Also Known As: Follow-Up Question Decomposition, Compositional Decomposition, Self-Ask Prompting. (Self-Ask-with-Search noted in Variants.)
Classification: Category III — Reasoning · Band III-A Linear chains · the question-decomposition pattern — sibling of R1/R2 CoT (unstructured chain) and R3 Plan-and-Solve (action plan); R6 is structured by sub-questions rather than by reasoning steps or action steps.
Intent
Close the compositionality gap — the failure mode in which a model can answer each sub-fact of a multi-hop question individually but cannot combine them — by forcing the model to ask and answer its own follow-up questions before composing the final answer.
Motivation
Press et al. (2022) named and measured a specific failure: models that know fact A and know fact B nonetheless get the question "A combined with B" wrong.
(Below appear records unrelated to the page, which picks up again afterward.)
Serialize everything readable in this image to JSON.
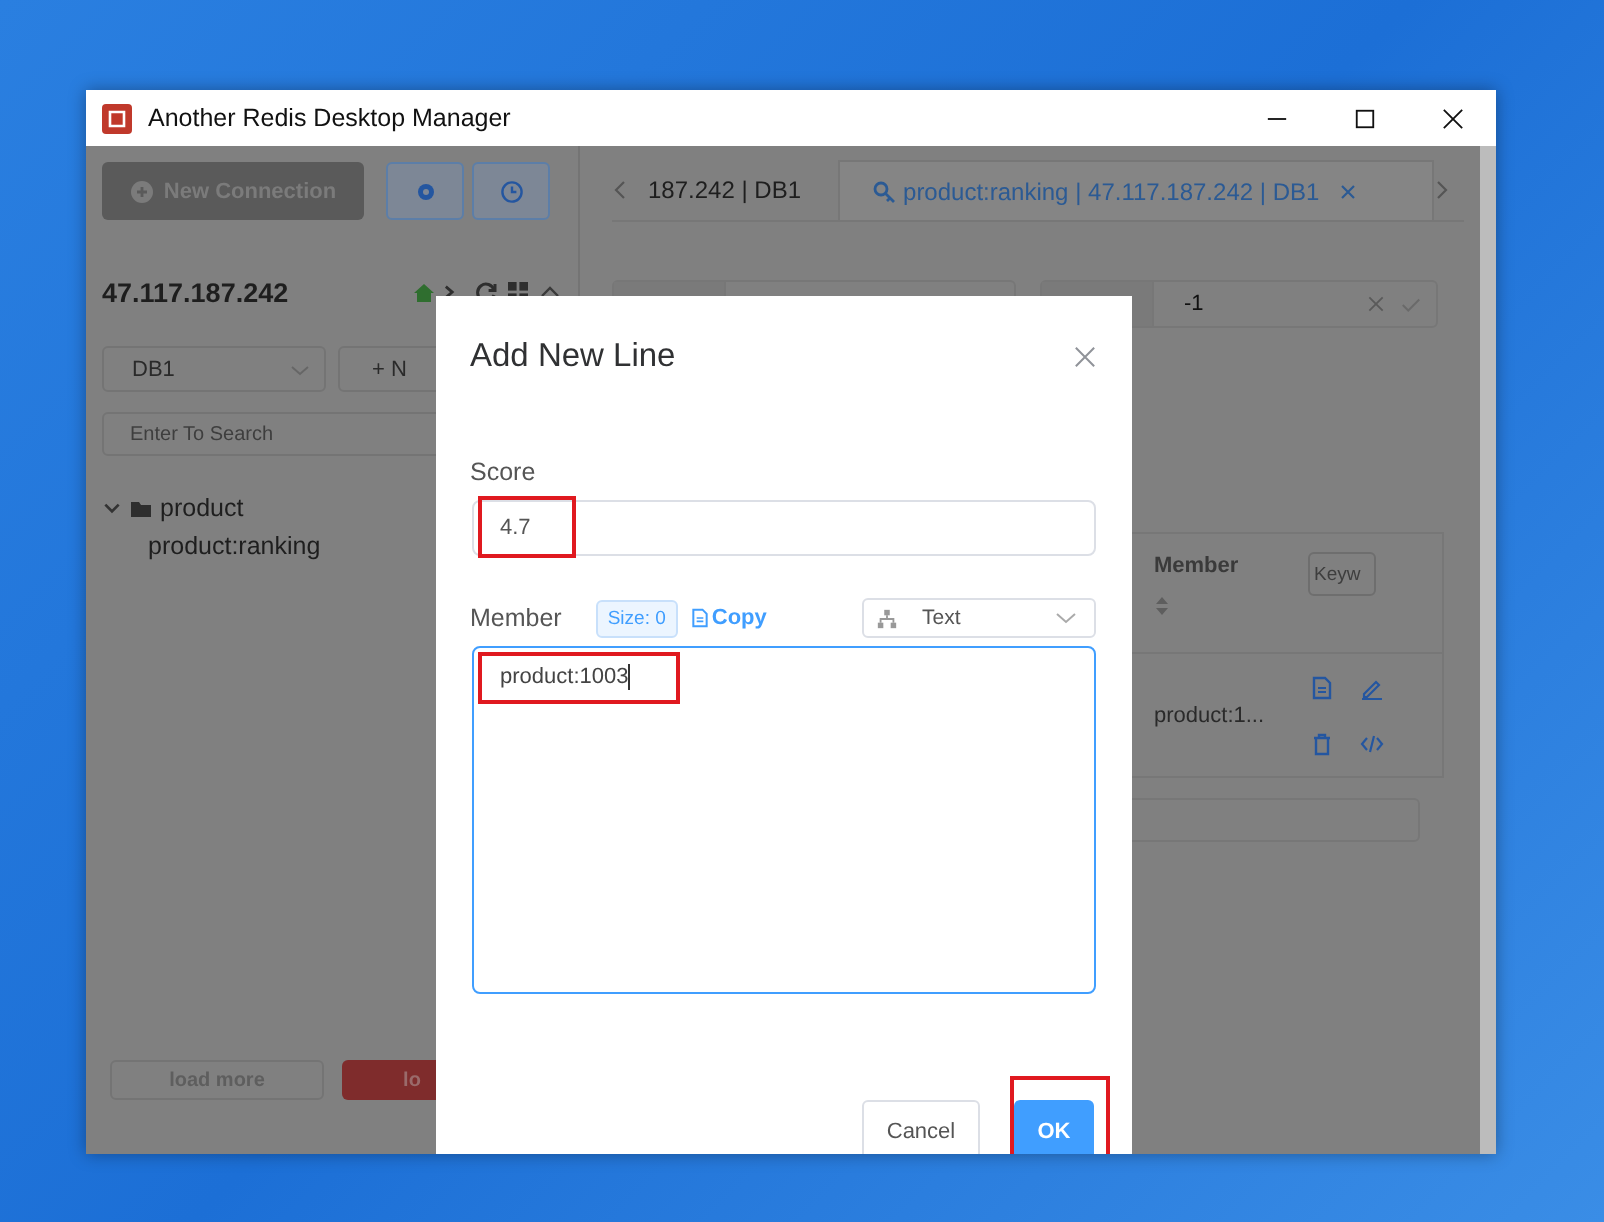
{
  "window": {
    "title": "Another Redis Desktop Manager"
  },
  "sidebar": {
    "new_connection": "New Connection",
    "connection": "47.117.187.242",
    "db_select": "DB1",
    "new_key_button": "+ N",
    "search": {
      "placeholder": "Enter To Search"
    },
    "tree": [
      {
        "label": "product",
        "expanded": true,
        "children": [
          {
            "label": "product:ranking"
          }
        ]
      }
    ],
    "load_more": "load more",
    "load_all": "lo"
  },
  "tabs": [
    {
      "label": "187.242 | DB1",
      "selected": false
    },
    {
      "label": "product:ranking | 47.117.187.242 | DB1",
      "selected": true
    }
  ],
  "ttl_field": {
    "value": "-1"
  },
  "table": {
    "columns": [
      "Member"
    ],
    "search": {
      "placeholder": "Keyw"
    },
    "rows": [
      {
        "member": "product:1..."
      }
    ]
  },
  "dialog": {
    "title": "Add New Line",
    "score": {
      "label": "Score",
      "value": "4.7",
      "highlighted": true
    },
    "member": {
      "label": "Member",
      "size": "Size: 0",
      "copy": "Copy",
      "format": "Text",
      "value": "product:1003",
      "highlighted": true
    },
    "buttons": [
      {
        "label": "Cancel",
        "kind": "default",
        "highlighted": false
      },
      {
        "label": "OK",
        "kind": "primary",
        "highlighted": true
      }
    ]
  }
}
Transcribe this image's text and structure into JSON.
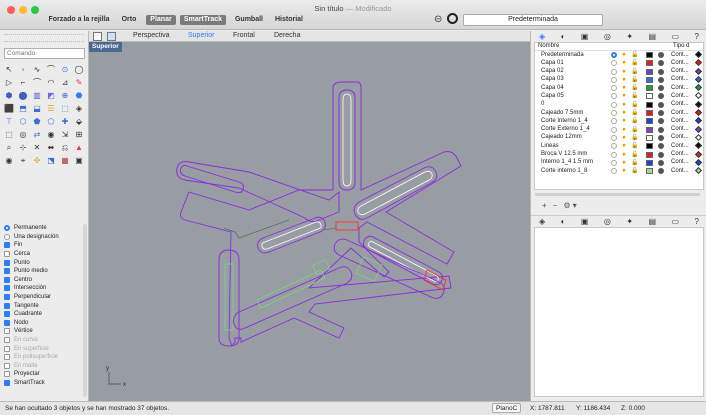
{
  "window": {
    "title": "Sin título",
    "modified": "— Modificado"
  },
  "toolbar": {
    "buttons": [
      {
        "label": "Forzado a la rejilla",
        "on": false
      },
      {
        "label": "Orto",
        "on": false
      },
      {
        "label": "Planar",
        "on": true
      },
      {
        "label": "SmartTrack",
        "on": true
      },
      {
        "label": "Gumball",
        "on": false
      },
      {
        "label": "Historial",
        "on": false
      }
    ],
    "current_layer": "Predeterminada"
  },
  "command": {
    "placeholder": "Comando"
  },
  "viewport_tabs": [
    "Perspectiva",
    "Superior",
    "Frontal",
    "Derecha"
  ],
  "active_tab": "Superior",
  "viewport": {
    "label": "Superior",
    "axis_y": "y",
    "axis_x": "x"
  },
  "snaps": [
    {
      "label": "Permanente",
      "type": "radio",
      "on": true
    },
    {
      "label": "Una designación",
      "type": "radio",
      "on": false
    },
    {
      "label": "Fin",
      "type": "check",
      "on": true
    },
    {
      "label": "Cerca",
      "type": "check",
      "on": false
    },
    {
      "label": "Punto",
      "type": "check",
      "on": true
    },
    {
      "label": "Punto medio",
      "type": "check",
      "on": true
    },
    {
      "label": "Centro",
      "type": "check",
      "on": true
    },
    {
      "label": "Intersección",
      "type": "check",
      "on": true
    },
    {
      "label": "Perpendicular",
      "type": "check",
      "on": true
    },
    {
      "label": "Tangente",
      "type": "check",
      "on": true
    },
    {
      "label": "Cuadrante",
      "type": "check",
      "on": true
    },
    {
      "label": "Nodo",
      "type": "check",
      "on": true
    },
    {
      "label": "Vértice",
      "type": "check",
      "on": false
    },
    {
      "label": "En curva",
      "type": "check",
      "on": false,
      "dim": true
    },
    {
      "label": "En superficie",
      "type": "check",
      "on": false,
      "dim": true
    },
    {
      "label": "En polisuperficie",
      "type": "check",
      "on": false,
      "dim": true
    },
    {
      "label": "En malla",
      "type": "check",
      "on": false,
      "dim": true
    },
    {
      "label": "Proyectar",
      "type": "check",
      "on": false
    },
    {
      "label": "SmartTrack",
      "type": "check",
      "on": true
    }
  ],
  "layers": {
    "header_name": "Nombre",
    "header_type": "Tipo d",
    "rows": [
      {
        "name": "Predeterminada",
        "current": true,
        "color": "#000000",
        "line": "Cont...",
        "dia": "#000000"
      },
      {
        "name": "Capa 01",
        "current": false,
        "color": "#e02020",
        "line": "Cont...",
        "dia": "#e02020"
      },
      {
        "name": "Capa 02",
        "current": false,
        "color": "#7040c0",
        "line": "Cont...",
        "dia": "#7040c0"
      },
      {
        "name": "Capa 03",
        "current": false,
        "color": "#3070e0",
        "line": "Cont...",
        "dia": "#3070e0"
      },
      {
        "name": "Capa 04",
        "current": false,
        "color": "#20a040",
        "line": "Cont...",
        "dia": "#20a040"
      },
      {
        "name": "Capa 05",
        "current": false,
        "color": "#ffffff",
        "line": "Cont...",
        "dia": "#ffffff"
      },
      {
        "name": "0",
        "current": false,
        "color": "#000000",
        "line": "Cont...",
        "dia": "#000000"
      },
      {
        "name": "Cajeado 7.5mm",
        "current": false,
        "color": "#e02020",
        "line": "Cont...",
        "dia": "#e02020"
      },
      {
        "name": "Corte Interno 1_4",
        "current": false,
        "color": "#2040e0",
        "line": "Cont...",
        "dia": "#2040e0"
      },
      {
        "name": "Corte Externo 1_4",
        "current": false,
        "color": "#8040c0",
        "line": "Cont...",
        "dia": "#8040c0"
      },
      {
        "name": "Cajeado 12mm",
        "current": false,
        "color": "#ffffff",
        "line": "Cont...",
        "dia": "#ffffff"
      },
      {
        "name": "Lineas",
        "current": false,
        "color": "#000000",
        "line": "Cont...",
        "dia": "#000000"
      },
      {
        "name": "Broca V 12.5 mm",
        "current": false,
        "color": "#e02020",
        "line": "Cont...",
        "dia": "#e02020"
      },
      {
        "name": "Interno 1_4 1.5 mm",
        "current": false,
        "color": "#2040e0",
        "line": "Cont...",
        "dia": "#2040e0"
      },
      {
        "name": "Corte interno 1_8",
        "current": false,
        "color": "#a0d890",
        "line": "Cont...",
        "dia": "#a0d890"
      }
    ]
  },
  "status": {
    "message": "Se han ocultado 3 objetos y se han mostrado 37 objetos.",
    "plane": "PlanoC",
    "x": "X: 1787.811",
    "y": "Y: 1186.434",
    "z": "Z: 0.000"
  },
  "colors": {
    "accent": "#2e7cf6",
    "viewport_bg": "#989ca3",
    "curve_purple": "#8a2be2",
    "curve_white": "#ffffff",
    "curve_green": "#7cd67c",
    "curve_red": "#ff3030",
    "curve_gray": "#555555"
  }
}
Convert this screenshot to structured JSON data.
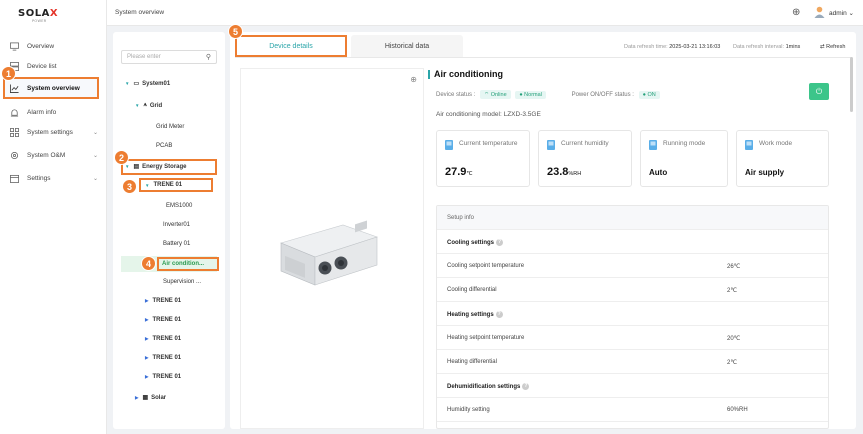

They called the ratio of (can solve all sub-problems) to (can solve the whole) the compositionality gap, and found it does not close as model scale grows — bigger models retrieve facts better but do not compose them better. Scale alone does not fix this.
Why not? Because a single greedy decode of a compositional question commits to producing the final answer in one shot. The compositionality gap is a consequence of autoregressive stochastic sampling (mechanism 7): each token is sampled forward-only; once the answer token is committed, the model cannot revise it even if later reasoning steps contradict it. Naming the sub-questions before answering them forces the answer token to be deferred until all conditioning context is present. The model never explicitly names the sub-facts it needs; it tries to weave them into the answer in one pass, and any missed hop becomes a fluent-sounding hallucination. Chain-of-Thought (R1, R2) helps because emitting reasoning tokens creates room to surface intermediate facts — but CoT is unstructured prose, and the model can still skip the hop, restate the question, or rationalise the wrong answer.
Self-Ask's contribution is structural: it imposes a rigid Q/A scaffold — Follow up: … / Intermediate answer: … — that the model fills in turn by turn before emitting So the final answer is: …. The structure forces the decomposition to be named and checkable, and turns each sub-question into a clean point where an external tool (search, retriever, calculator) can substitute for the model's own recall. Press et al. report that this structured decomposition, with or without a tool, measurably narrows the gap where CoT alone does not.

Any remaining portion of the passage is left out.